23. The apparatus of claim 22, further comprising:

and the inverse quantization module is configured to, if the training times reach the preset training time threshold and the loss function is not converged, increase the number of bits of at least one weight parameter in the high quantization pruning model from the second number of bits to the first number of bits with reference to the weight parameter of the neural network layer in the pruning model.

24. The apparatus of claim 19, wherein quantizing the weight parameters of each neural network layer in the pruning model from a first number of bits to a second number of bits comprises:

25. A chip, characterized in that,

the chip comprising the apparatus of any one of claims 13-24.

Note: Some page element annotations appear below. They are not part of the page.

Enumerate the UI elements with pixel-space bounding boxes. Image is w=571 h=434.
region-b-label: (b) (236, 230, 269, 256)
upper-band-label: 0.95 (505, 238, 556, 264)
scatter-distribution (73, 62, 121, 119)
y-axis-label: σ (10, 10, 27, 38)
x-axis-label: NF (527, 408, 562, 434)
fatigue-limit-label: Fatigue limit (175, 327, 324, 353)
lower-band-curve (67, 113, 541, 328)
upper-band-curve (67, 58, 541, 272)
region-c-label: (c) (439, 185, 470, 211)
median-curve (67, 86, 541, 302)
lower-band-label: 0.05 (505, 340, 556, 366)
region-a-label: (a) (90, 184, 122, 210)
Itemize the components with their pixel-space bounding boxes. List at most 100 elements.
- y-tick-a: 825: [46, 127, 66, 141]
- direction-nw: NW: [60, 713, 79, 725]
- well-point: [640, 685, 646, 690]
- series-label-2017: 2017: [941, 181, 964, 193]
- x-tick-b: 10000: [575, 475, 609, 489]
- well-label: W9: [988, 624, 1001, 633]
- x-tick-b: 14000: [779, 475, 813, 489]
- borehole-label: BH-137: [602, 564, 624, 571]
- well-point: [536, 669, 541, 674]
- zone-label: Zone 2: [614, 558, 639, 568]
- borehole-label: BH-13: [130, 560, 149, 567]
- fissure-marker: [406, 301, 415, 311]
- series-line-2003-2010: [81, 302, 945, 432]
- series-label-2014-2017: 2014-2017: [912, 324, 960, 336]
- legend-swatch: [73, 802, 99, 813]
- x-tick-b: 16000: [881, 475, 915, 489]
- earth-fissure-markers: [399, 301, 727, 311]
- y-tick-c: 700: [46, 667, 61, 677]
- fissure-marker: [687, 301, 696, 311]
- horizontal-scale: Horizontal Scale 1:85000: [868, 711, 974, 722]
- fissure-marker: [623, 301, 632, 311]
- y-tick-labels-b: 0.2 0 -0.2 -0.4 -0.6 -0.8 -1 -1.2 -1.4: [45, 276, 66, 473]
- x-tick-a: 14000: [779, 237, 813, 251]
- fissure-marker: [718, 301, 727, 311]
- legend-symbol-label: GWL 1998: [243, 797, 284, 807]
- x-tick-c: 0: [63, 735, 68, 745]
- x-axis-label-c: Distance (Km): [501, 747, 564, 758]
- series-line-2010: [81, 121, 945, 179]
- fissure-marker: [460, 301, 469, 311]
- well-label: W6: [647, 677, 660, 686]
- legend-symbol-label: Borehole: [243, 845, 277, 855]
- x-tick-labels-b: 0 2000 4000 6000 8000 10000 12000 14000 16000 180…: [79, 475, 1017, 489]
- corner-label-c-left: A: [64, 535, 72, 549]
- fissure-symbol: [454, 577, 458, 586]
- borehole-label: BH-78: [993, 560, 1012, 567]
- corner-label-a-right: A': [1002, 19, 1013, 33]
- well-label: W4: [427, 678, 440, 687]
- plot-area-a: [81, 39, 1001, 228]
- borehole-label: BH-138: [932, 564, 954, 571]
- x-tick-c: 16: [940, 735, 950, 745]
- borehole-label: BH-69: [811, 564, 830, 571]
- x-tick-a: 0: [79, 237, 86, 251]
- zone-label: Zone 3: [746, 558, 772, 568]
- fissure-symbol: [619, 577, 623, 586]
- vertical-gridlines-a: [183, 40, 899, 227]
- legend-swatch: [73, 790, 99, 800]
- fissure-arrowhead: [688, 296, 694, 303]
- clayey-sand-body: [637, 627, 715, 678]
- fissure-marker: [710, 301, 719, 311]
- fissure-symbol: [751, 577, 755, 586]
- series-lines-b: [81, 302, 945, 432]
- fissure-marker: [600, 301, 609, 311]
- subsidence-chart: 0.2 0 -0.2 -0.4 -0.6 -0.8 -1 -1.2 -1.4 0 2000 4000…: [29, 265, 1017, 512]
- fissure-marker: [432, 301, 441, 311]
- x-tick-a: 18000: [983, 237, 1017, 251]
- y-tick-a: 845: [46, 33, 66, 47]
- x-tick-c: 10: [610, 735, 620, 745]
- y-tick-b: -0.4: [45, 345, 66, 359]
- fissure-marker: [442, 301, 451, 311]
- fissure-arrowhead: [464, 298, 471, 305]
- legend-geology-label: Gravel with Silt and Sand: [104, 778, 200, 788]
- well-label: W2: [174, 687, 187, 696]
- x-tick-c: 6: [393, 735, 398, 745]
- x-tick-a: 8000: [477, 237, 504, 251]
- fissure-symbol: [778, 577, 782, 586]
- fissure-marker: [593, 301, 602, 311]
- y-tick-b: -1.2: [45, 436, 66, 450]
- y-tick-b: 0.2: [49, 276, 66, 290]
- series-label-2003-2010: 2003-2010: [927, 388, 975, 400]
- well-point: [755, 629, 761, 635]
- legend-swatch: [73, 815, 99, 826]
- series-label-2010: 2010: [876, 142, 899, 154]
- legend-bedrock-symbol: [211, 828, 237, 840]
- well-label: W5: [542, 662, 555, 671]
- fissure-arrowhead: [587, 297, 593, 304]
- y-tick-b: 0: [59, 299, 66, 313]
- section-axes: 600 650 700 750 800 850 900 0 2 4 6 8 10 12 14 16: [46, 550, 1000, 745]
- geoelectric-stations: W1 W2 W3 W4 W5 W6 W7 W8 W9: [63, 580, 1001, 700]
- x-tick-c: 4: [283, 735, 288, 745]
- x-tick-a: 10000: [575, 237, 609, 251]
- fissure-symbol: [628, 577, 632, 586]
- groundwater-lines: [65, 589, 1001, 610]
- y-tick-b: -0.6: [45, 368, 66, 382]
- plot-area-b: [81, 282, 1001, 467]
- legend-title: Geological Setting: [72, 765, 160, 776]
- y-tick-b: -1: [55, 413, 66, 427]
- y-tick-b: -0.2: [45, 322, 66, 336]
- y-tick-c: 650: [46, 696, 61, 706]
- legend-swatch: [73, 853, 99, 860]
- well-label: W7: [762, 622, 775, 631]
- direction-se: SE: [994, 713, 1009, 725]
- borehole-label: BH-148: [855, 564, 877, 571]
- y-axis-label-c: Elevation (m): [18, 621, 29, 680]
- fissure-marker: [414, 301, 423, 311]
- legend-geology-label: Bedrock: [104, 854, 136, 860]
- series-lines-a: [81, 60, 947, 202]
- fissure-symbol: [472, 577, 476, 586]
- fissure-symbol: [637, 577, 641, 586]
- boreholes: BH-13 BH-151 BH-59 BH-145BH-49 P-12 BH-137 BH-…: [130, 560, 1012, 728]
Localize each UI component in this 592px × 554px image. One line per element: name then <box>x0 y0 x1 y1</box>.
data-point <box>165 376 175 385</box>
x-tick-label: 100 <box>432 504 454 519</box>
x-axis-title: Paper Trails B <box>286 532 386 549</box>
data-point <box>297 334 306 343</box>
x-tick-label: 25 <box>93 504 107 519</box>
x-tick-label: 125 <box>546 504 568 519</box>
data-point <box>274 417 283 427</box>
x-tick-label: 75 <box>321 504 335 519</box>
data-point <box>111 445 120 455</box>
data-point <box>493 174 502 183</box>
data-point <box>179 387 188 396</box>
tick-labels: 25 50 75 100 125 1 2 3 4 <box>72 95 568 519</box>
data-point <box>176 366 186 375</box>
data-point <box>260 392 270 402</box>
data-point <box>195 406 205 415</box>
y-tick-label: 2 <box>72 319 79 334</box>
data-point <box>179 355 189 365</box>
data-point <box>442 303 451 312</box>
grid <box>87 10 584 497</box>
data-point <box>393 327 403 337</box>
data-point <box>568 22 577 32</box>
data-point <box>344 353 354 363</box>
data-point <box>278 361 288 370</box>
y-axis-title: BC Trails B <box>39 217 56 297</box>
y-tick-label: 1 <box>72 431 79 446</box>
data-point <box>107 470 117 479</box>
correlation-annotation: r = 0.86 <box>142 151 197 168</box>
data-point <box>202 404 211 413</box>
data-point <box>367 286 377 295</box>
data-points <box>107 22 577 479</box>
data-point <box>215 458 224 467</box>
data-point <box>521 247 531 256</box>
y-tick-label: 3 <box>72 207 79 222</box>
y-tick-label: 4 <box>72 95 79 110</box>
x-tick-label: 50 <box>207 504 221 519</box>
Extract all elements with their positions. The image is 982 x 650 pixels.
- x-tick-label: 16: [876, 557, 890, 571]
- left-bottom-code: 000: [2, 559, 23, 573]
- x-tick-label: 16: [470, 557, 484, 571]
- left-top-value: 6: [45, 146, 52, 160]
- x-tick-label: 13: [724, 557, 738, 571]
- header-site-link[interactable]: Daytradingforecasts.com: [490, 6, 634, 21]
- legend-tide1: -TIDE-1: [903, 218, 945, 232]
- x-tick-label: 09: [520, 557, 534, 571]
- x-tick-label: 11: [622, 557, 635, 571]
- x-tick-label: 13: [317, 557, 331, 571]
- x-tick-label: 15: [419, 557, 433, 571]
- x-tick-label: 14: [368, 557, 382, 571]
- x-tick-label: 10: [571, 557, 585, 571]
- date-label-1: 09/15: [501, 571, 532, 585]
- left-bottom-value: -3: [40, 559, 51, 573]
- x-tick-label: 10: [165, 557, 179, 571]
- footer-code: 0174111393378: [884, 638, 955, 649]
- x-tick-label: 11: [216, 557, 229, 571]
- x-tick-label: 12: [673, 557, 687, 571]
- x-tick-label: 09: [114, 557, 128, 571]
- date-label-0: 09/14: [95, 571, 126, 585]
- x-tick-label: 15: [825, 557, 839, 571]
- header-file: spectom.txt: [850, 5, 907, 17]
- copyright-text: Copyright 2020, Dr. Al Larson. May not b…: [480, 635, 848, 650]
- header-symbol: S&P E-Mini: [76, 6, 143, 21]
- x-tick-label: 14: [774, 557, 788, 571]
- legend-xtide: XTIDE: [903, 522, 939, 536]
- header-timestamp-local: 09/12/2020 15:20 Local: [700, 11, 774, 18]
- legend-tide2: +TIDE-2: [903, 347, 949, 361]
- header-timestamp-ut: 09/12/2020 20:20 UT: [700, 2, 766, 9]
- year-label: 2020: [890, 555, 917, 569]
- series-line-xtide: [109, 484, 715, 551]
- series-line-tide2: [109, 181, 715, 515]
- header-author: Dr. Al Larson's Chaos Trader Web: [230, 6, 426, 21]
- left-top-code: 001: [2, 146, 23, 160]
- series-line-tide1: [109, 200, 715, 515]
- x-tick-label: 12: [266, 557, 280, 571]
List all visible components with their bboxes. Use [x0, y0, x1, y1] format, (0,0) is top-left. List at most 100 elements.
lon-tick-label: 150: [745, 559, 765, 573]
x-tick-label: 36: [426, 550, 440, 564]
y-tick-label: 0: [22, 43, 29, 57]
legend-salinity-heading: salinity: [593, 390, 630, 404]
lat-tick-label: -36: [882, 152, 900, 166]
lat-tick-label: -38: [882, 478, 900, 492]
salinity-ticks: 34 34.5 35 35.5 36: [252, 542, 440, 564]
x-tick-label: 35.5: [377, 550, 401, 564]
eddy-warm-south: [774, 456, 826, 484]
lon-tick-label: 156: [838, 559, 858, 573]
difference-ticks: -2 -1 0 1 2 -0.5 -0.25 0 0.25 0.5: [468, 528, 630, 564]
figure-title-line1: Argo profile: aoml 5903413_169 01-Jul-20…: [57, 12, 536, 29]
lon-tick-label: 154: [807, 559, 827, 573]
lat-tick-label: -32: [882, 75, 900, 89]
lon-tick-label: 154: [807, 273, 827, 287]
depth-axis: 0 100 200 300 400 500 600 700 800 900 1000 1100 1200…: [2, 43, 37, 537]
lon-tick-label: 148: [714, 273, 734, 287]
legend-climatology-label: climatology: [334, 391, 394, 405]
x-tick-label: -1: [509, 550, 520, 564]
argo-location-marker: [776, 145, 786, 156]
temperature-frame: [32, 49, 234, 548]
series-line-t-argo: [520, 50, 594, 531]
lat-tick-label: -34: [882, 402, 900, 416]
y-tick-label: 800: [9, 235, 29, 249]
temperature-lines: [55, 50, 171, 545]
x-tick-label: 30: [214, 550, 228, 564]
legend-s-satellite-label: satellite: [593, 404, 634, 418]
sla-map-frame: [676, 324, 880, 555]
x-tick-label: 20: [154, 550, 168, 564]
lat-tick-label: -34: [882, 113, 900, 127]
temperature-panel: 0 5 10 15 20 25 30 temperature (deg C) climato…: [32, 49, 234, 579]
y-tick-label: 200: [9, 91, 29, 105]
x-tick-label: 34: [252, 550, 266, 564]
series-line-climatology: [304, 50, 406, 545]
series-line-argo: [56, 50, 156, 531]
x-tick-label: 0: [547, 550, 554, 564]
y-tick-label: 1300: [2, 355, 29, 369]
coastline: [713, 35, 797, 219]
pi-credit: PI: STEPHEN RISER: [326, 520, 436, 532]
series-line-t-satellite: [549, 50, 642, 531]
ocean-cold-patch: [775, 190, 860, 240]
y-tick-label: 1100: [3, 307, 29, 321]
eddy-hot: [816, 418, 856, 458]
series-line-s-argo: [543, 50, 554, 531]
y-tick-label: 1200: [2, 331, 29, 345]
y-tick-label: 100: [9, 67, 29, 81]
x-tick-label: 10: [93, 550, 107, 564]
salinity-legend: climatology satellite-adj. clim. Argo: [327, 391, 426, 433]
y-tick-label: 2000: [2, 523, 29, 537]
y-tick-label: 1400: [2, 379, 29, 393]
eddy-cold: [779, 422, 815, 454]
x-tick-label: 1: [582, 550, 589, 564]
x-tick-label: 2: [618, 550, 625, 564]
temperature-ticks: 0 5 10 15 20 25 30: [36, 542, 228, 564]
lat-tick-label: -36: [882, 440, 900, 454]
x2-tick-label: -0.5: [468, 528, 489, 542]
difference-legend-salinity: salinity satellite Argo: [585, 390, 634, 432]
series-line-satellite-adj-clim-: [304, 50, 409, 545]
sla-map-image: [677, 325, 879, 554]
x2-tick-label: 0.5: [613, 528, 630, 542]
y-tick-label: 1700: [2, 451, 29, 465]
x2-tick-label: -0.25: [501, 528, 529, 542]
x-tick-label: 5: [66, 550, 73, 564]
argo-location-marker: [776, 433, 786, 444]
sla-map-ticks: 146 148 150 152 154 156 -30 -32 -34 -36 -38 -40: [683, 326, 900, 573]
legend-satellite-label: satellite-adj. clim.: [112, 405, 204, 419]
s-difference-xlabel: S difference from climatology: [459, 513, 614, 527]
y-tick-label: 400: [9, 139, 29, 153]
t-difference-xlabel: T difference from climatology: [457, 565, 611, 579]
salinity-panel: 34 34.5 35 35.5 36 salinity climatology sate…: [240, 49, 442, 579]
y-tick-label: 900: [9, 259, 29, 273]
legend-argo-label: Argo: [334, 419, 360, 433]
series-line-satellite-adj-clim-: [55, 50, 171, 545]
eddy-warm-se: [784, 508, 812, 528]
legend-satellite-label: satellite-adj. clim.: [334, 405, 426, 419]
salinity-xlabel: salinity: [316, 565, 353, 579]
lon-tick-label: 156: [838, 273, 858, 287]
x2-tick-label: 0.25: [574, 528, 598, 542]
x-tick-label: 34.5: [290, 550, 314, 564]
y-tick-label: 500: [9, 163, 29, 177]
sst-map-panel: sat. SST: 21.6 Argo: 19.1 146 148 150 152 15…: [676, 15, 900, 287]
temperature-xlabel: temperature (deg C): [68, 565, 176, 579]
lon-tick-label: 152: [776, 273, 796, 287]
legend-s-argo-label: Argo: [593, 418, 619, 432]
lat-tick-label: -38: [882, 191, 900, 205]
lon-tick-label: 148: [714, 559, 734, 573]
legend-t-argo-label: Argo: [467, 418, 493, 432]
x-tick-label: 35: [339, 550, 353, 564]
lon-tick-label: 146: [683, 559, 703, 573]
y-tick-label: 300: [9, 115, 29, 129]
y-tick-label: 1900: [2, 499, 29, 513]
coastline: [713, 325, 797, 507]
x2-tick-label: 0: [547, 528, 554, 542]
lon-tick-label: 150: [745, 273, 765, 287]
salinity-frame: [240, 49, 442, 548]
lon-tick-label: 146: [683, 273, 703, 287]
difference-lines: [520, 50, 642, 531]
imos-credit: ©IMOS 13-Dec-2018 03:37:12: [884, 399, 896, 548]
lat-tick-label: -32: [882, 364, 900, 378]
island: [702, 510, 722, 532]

26. An electronic device comprising a memory and a processor; wherein the memory is configured to store one or more computer instructions, wherein the one or more computer instructions are executed by the processor to implement the method steps of any of claims 1-12.

27. A computer-readable storage medium having stored thereon computer instructions, characterized in that the computer instructions, when executed by a processor, implement the method steps of any of claims 1-12.